Segundo a iniciativa, esses métodos de pagamento são considerados equivalentes por não implicarem em taxas de intermediação financeira para o estabelecimento. Além disso, o texto exige que a divulgação dos valores seja clara e uniforme, vedando o uso de termos como “preço no Pix” ou “preço no dinheiro” nas comunicações.
O deputado Amaro Neto (PP-ES), autor do projeto, enfatiza que a intenção é promover maior isonomia e transparência nas relações de consumo. Ele argumenta que "a diferenciação de preços transfere ao consumidor um custo inexistente ou fictício", justificando a necessidade da regulamentação.

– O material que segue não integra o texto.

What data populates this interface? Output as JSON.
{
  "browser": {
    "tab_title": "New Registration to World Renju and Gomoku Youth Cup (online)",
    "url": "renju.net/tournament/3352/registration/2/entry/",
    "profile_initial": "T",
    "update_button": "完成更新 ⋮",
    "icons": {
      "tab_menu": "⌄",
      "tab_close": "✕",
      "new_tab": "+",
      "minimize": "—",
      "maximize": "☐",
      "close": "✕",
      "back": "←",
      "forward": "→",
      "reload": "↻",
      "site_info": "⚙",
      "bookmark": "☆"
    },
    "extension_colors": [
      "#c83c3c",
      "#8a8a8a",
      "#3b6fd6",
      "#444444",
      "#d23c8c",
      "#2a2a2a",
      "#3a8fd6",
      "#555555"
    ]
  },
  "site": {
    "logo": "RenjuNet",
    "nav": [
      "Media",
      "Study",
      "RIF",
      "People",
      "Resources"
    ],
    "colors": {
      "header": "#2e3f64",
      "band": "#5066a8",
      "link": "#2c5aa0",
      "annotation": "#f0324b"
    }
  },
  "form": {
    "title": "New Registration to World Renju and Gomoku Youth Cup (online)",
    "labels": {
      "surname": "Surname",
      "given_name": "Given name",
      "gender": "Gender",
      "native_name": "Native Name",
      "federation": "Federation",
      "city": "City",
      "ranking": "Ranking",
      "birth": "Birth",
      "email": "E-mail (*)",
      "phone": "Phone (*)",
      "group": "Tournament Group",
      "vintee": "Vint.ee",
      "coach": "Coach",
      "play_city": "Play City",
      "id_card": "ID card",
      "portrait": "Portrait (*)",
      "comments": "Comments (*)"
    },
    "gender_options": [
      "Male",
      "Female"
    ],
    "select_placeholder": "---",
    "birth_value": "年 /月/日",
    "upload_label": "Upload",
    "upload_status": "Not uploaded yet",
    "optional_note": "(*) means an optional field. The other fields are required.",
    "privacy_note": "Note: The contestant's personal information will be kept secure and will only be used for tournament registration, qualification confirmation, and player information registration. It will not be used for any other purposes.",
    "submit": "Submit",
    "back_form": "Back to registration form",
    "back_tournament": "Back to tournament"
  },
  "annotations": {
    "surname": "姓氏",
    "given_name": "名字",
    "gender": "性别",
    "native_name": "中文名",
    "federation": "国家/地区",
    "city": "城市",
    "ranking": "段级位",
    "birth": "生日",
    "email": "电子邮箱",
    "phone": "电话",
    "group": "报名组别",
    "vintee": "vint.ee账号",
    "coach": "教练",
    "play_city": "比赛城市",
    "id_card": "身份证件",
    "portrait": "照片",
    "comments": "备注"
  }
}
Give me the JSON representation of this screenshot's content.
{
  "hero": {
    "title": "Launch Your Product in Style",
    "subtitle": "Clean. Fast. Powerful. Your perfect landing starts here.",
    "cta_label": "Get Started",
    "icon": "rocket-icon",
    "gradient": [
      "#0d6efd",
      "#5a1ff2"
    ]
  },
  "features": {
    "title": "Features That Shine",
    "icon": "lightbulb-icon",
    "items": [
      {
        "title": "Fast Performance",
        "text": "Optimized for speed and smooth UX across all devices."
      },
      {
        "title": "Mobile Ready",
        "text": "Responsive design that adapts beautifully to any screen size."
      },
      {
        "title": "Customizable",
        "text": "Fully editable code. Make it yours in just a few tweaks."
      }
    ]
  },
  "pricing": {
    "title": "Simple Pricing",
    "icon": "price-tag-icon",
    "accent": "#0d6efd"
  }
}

Consequências em caso de descumprimento
Postos que desrespeitarem a futura legislação estarão sujeitos às sanções previstas no Código de Defesa do Consumidor. Entre as penalidades, incluem-se multa administrativa, a obrigação de restituir em dobro o valor cobrado indevidamente e, em casos de reincidência, a suspensão da atividade comercial.
O projeto estabelece que o posto revendedor será responsabilizado pela prática abusiva, mesmo que alegue políticas comerciais internas ou custos operacionais. A fiscalização e o cumprimento das determinações ficarão a cargo dos órgãos de defesa do consumidor.
Tramitação e próximos passos
Em sua tramitação, o projeto será submetido à análise, em caráter conclusivo, das comissões de Defesa do Consumidor; e de Constituição e Justiça e de Cidadania.
Para que a proposta se converta em lei, será necessária a aprovação tanto da Câmara dos Deputados quanto do Senado Federal.